I’m learning that honesty is the best policy. I mean, definitely don’t lie…that one seems simple enough. But I’m talking about that brutal, scary, “I can’t believe she just said that out loud” kind of honesty. The more I live, the more I believe that withholding your truth is more damaging than an outright lie.

So, dear readers, the truth is what you shall get.

In my intended field of counseling, “self care” is vital. My professors and textbooks have all driven home the fact that mental health professionals have an ethical responsibility to take care of ourselves, and to do it well.

Do it WELL. That’s where I’ve gotten a little off -track. You see, I know what self-care is supposed to look like: Exercise, eating well, rest, treating yourself! It looks different for everyone, but those are some of the biggies. So for the last two semesters of graduate school, I’ve found myself in a fun cycle of binge eating in front of Netflix (Rest! Treat yo’ self!) and then out of guilt for said junk food and TV binge, shamed myself into a week or so of eating well and overexercising.

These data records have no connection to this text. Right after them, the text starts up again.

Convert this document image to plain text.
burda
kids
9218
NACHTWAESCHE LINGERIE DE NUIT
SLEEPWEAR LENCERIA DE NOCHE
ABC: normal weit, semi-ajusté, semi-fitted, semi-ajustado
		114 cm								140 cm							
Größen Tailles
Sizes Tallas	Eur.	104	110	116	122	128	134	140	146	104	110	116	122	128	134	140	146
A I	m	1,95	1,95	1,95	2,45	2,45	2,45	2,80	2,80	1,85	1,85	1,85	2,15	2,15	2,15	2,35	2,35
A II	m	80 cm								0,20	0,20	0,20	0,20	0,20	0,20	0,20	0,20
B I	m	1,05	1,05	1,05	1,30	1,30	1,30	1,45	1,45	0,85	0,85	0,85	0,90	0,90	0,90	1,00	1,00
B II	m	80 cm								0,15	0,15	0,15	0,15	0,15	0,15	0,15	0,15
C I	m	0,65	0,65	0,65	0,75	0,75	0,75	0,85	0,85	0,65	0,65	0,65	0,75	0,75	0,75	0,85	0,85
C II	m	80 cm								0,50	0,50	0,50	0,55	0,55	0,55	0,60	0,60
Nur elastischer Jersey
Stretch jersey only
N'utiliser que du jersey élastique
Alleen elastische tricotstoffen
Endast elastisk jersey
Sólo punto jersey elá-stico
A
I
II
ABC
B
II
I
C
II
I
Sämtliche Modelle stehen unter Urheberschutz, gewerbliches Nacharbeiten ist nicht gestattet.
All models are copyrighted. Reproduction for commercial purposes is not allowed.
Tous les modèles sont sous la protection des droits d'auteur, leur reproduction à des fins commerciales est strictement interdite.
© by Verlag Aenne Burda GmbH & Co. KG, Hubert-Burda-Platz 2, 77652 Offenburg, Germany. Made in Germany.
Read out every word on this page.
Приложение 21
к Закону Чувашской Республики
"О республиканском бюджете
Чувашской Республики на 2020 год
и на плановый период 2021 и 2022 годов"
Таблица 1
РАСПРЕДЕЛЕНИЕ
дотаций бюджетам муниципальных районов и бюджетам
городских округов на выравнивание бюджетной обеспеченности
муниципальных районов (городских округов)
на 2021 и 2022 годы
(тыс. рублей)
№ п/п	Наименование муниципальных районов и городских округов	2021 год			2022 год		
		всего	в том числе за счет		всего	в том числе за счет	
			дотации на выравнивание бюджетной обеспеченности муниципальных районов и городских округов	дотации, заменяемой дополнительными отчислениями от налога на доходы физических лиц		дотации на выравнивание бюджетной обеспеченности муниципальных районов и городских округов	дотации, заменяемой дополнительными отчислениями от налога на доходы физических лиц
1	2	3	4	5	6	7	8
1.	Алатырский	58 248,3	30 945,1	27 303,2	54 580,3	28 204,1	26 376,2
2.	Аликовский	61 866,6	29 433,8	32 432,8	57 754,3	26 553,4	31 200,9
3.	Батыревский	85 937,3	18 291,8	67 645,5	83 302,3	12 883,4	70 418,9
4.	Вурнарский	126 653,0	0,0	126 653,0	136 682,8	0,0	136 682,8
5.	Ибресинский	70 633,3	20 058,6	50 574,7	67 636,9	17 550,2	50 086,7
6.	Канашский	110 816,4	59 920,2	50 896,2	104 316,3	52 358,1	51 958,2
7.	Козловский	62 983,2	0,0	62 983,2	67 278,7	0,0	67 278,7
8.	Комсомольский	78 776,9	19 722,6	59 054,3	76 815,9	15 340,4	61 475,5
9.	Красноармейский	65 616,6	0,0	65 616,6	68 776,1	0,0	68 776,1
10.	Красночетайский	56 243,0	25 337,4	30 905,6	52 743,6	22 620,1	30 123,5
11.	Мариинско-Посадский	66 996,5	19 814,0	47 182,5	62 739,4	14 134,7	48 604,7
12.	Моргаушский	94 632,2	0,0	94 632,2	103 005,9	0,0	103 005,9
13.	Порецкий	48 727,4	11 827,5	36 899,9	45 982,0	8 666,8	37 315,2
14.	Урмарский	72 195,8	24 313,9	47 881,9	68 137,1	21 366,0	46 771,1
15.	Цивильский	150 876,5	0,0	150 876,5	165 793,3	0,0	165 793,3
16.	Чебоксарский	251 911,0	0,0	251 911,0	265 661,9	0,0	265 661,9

Word to the wise: The word SHAME should never enter into a successful self-care regimen.

After one particularly nasty week of crap eating, I had something of a revelation: This is not self care. It’s self-indulgence followed by self-loathing. So I had to ask myself: Where are your attempts at self-care coming from? What motivates them? And all I could come up with was, “Because I have to, and because it’ll fix what’s wrong with my body.”


So I thought some more about care in general. I thought of the person I care for the most, and care for the best: My daughter.

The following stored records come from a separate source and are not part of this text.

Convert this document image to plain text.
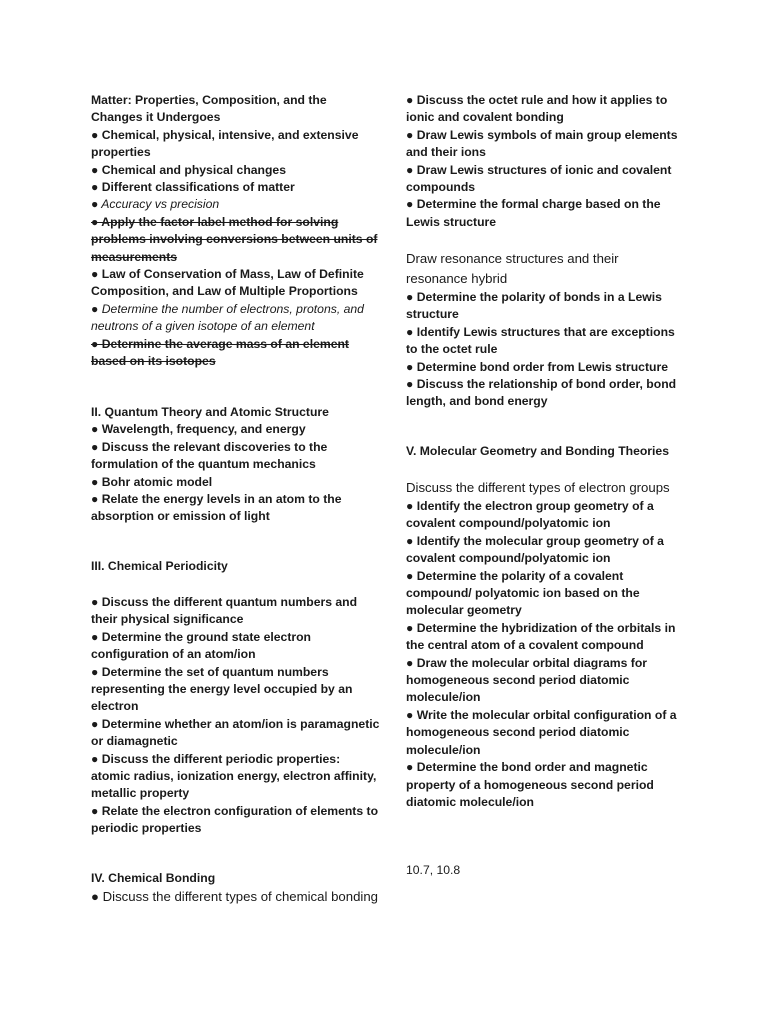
Matter: Properties, Composition, and the Changes it Undergoes
● Chemical, physical, intensive, and extensive properties
● Chemical and physical changes
● Different classifications of matter
● Accuracy vs precision
● Apply the factor label method for solving problems involving conversions between units of measurements
● Law of Conservation of Mass, Law of Definite Composition, and Law of Multiple Proportions
● Determine the number of electrons, protons, and neutrons of a given isotope of an element
● Determine the average mass of an element based on its isotopes
II. Quantum Theory and Atomic Structure
● Wavelength, frequency, and energy
● Discuss the relevant discoveries to the formulation of the quantum mechanics
● Bohr atomic model
● Relate the energy levels in an atom to the absorption or emission of light
III. Chemical Periodicity
● Discuss the different quantum numbers and their physical significance
● Determine the ground state electron configuration of an atom/ion
● Determine the set of quantum numbers representing the energy level occupied by an electron
● Determine whether an atom/ion is paramagnetic or diamagnetic
● Discuss the different periodic properties: atomic radius, ionization energy, electron affinity, metallic property
● Relate the electron configuration of elements to periodic properties
IV. Chemical Bonding
● Discuss the different types of chemical bonding
● Discuss the octet rule and how it applies to ionic and covalent bonding
● Draw Lewis symbols of main group elements and their ions
● Draw Lewis structures of ionic and covalent compounds
● Determine the formal charge based on the Lewis structure
Draw resonance structures and their resonance hybrid
● Determine the polarity of bonds in a Lewis structure
● Identify Lewis structures that are exceptions to the octet rule
● Determine bond order from Lewis structure
● Discuss the relationship of bond order, bond length, and bond energy
V. Molecular Geometry and Bonding Theories
Discuss the different types of electron groups
● Identify the electron group geometry of a covalent compound/polyatomic ion
● Identify the molecular group geometry of a covalent compound/polyatomic ion
● Determine the polarity of a covalent compound/ polyatomic ion based on the molecular geometry
● Determine the hybridization of the orbitals in the central atom of a covalent compound
● Draw the molecular orbital diagrams for homogeneous second period diatomic molecule/ion
● Write the molecular orbital configuration of a homogeneous second period diatomic molecule/ion
● Determine the bond order and magnetic property of a homogeneous second period diatomic molecule/ion
10.7, 10.8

I make sure she gets enough sleep. I feed her well, but let her have a treat from time to time. I am always ensuring that she stays hydrated, gets enough exercise, spends time outdoors, wears sunscreen, and doesn’t watch too much TV. I make every effort, EVERY DAY to tell her that she is worthy and loved. Not a day goes by that she isn’t held, hugged, kissed, and cherished.

Why do I take such good care of my daughter? Well, that’s easy: I love her.

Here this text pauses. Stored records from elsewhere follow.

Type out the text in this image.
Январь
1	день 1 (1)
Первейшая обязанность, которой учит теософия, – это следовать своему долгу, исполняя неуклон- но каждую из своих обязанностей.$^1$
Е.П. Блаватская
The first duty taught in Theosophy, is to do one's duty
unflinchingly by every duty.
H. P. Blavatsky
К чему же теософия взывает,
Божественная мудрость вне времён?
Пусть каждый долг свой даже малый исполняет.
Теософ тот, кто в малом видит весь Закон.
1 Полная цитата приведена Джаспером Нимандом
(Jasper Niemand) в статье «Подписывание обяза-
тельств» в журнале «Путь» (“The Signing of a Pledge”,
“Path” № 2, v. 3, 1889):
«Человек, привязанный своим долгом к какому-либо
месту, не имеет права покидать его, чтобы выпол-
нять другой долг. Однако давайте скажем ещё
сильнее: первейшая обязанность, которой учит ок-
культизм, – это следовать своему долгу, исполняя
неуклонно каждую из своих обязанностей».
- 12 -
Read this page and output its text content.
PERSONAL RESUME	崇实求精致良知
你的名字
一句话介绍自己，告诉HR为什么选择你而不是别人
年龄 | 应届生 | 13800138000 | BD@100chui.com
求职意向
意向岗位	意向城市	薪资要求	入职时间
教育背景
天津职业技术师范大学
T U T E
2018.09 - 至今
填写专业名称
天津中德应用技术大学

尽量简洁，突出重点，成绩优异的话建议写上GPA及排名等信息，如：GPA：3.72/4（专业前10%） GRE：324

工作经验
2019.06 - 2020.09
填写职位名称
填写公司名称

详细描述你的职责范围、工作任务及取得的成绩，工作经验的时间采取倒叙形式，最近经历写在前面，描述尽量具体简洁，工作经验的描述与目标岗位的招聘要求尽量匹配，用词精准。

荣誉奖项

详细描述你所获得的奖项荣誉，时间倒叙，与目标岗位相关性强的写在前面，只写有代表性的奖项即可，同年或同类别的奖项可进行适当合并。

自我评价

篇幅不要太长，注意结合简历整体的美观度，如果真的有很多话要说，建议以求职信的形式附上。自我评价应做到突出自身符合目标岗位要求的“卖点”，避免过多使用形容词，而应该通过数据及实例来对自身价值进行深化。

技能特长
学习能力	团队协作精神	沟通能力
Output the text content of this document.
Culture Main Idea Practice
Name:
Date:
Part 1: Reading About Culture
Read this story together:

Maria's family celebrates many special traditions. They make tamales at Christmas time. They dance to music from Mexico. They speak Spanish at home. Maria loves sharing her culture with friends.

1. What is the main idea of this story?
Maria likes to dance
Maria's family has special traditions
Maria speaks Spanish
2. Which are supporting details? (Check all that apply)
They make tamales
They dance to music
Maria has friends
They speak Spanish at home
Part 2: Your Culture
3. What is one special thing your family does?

There it is. Why am I failing at self-care? Because true care doesn’t come from a place of obligation or ulterior motive. It certainly doesn’t come from self-loathing or indulgence.  And regarding indulgence: It’s important to note that not all effective care is permissive. Sometimes it does take discipline. Sometimes it’s flossing and getting in bed at 8:30, when the indulgence would be to grab a remote and the other half of a chocolate Easter bunny. My daughter may not like that we brush her teeth despite her protests, but it keeps her healthy–so we do it.

Effective, lasting self-care can only come from sound knowledge of a single truth: I love myself.


So much easier said than done, am I right? But each day, I’m taking steps in that direction. I’m trying not to ask “Is this the best or perfect thing?” and instead am trying to discern, with each choice I make, “Is this loving?” It might mean skipping a workout for a conversation with my husband. Or choosing yoga instead of a run because dammit, I’ve put on 15 pounds and my knees are killing me. It could mean a myriad of things for each of us, but it should never include guilt over what we “should be” doing, or what someone else might be doing.

I’m not an expert at this. It’s been like a week since I’ve had this little epiphany and three days in I got a cold and ended up on the couch, drowning my sorrows in a quesadilla while my third episode of Big Little Lies ran in the background. And believe me, the post-game analysis of that lapse in judgment was not kind.

But today, I’m trying again. I’ll try again tomorrow too. I will keep speaking words of love to myself until I believe them, because they are TRUE.

Let’s take care of ourselves…and start with love.